For continuously checking and updating the virtual representation of a real system during operation, the continuous sensing and interpretation of raw sensor data is a must. The challenge is to bundle sensor value streams (e.g., from IoT networks) and aggregate them to a higher logical state level to enable process-oriented viewpoints and to handle uncertainties about sensor measurements and state realization precision. To address these uncertainties, so-called “tolerance ranges” must be defined in which logical states are detected during operation with acceptable deviations. Specifying such tolerance ranges manually is a time-consuming, error-prone task and often not feasible due to the huge associated value search space. To tackle this challenge, the problem is turned into an optimization problem in this paper. For this purpose, we present a framework based on meta-heuristic search that enables the automatic configuration of tolerance ranges based on available execution traces of multiple sensor value streams.
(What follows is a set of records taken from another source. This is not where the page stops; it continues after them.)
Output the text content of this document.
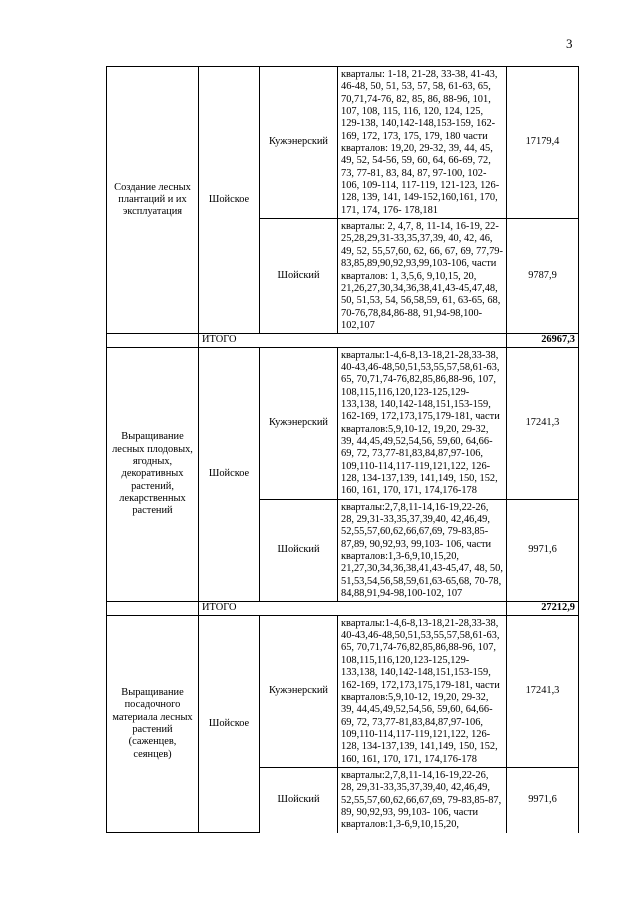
3
Создание лесных плантаций и их эксплуатация	Шойское	Кужэнерский	кварталы: 1-18, 21-28, 33-38, 41-43, 46-48, 50, 51, 53, 57, 58, 61-63, 65, 70,71,74-76, 82, 85, 86, 88-96, 101, 107, 108, 115, 116, 120, 124, 125, 129-138, 140,142-148,153-159, 162-169, 172, 173, 175, 179, 180 части кварталов: 19,20, 29-32, 39, 44, 45, 49, 52, 54-56, 59, 60, 64, 66-69, 72, 73, 77-81, 83, 84, 87, 97-100, 102-106, 109-114, 117-119, 121-123, 126-128, 139, 141, 149-152,160,161, 170, 171, 174, 176- 178,181	17179,4
		Шойский	кварталы: 2, 4,7, 8, 11-14, 16-19, 22-25,28,29,31-33,35,37,39, 40, 42, 46, 49, 52, 55,57,60, 62, 66, 67, 69, 77,79- 83,85,89,90,92,93,99,103-106, части кварталов: 1, 3,5,6, 9,10,15, 20, 21,26,27,30,34,36,38,41,43-45,47,48, 50, 51,53, 54, 56,58,59, 61, 63-65, 68, 70-76,78,84,86-88, 91,94-98,100-102,107	9787,9
	ИТОГО			26967,3
Выращивание лесных плодовых, ягодных, декоративных растений, лекарственных растений	Шойское	Кужэнерский	кварталы:1-4,6-8,13-18,21-28,33-38, 40-43,46-48,50,51,53,55,57,58,61-63, 65, 70,71,74-76,82,85,86,88-96, 107, 108,115,116,120,123-125,129-133,138, 140,142-148,151,153-159, 162-169, 172,173,175,179-181, части кварталов:5,9,10-12, 19,20, 29-32, 39, 44,45,49,52,54,56, 59,60, 64,66-69, 72, 73,77-81,83,84,87,97-106, 109,110-114,117-119,121,122, 126-128, 134-137,139, 141,149, 150, 152, 160, 161, 170, 171, 174,176-178	17241,3
		Шойский	кварталы:2,7,8,11-14,16-19,22-26, 28, 29,31-33,35,37,39,40, 42,46,49, 52,55,57,60,62,66,67,69, 79-83,85-87,89, 90,92,93, 99,103- 106, части кварталов:1,3-6,9,10,15,20, 21,27,30,34,36,38,41,43-45,47, 48, 50, 51,53,54,56,58,59,61,63-65,68, 70-78, 84,88,91,94-98,100-102, 107	9971,6
	ИТОГО			27212,9
Выращивание посадочного материала лесных растений (саженцев, сеянцев)	Шойское	Кужэнерский	кварталы:1-4,6-8,13-18,21-28,33-38, 40-43,46-48,50,51,53,55,57,58,61-63, 65, 70,71,74-76,82,85,86,88-96, 107, 108,115,116,120,123-125,129-133,138, 140,142-148,151,153-159, 162-169, 172,173,175,179-181, части кварталов:5,9,10-12, 19,20, 29-32, 39, 44,45,49,52,54,56, 59,60, 64,66-69, 72, 73,77-81,83,84,87,97-106, 109,110-114,117-119,121,122, 126-128, 134-137,139, 141,149, 150, 152, 160, 161, 170, 171, 174,176-178	17241,3
		Шойский	кварталы:2,7,8,11-14,16-19,22-26, 28, 29,31-33,35,37,39,40, 42,46,49, 52,55,57,60,62,66,67,69, 79-83,85-87, 89, 90,92,93, 99,103- 106, части кварталов:1,3-6,9,10,15,20,	9971,6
An exploratory study evaluates the approach. For this purpose, we implemented a lab-sized demonstrator of a five-axis grip arm robot, which we continuously monitored during operation in a simulated environment. The evaluation shows the advantage of using meta-heuristic optimizers such as Harmony Search or Genetic Algorithm to identify stable tolerance ranges automatically for state detection at runtime.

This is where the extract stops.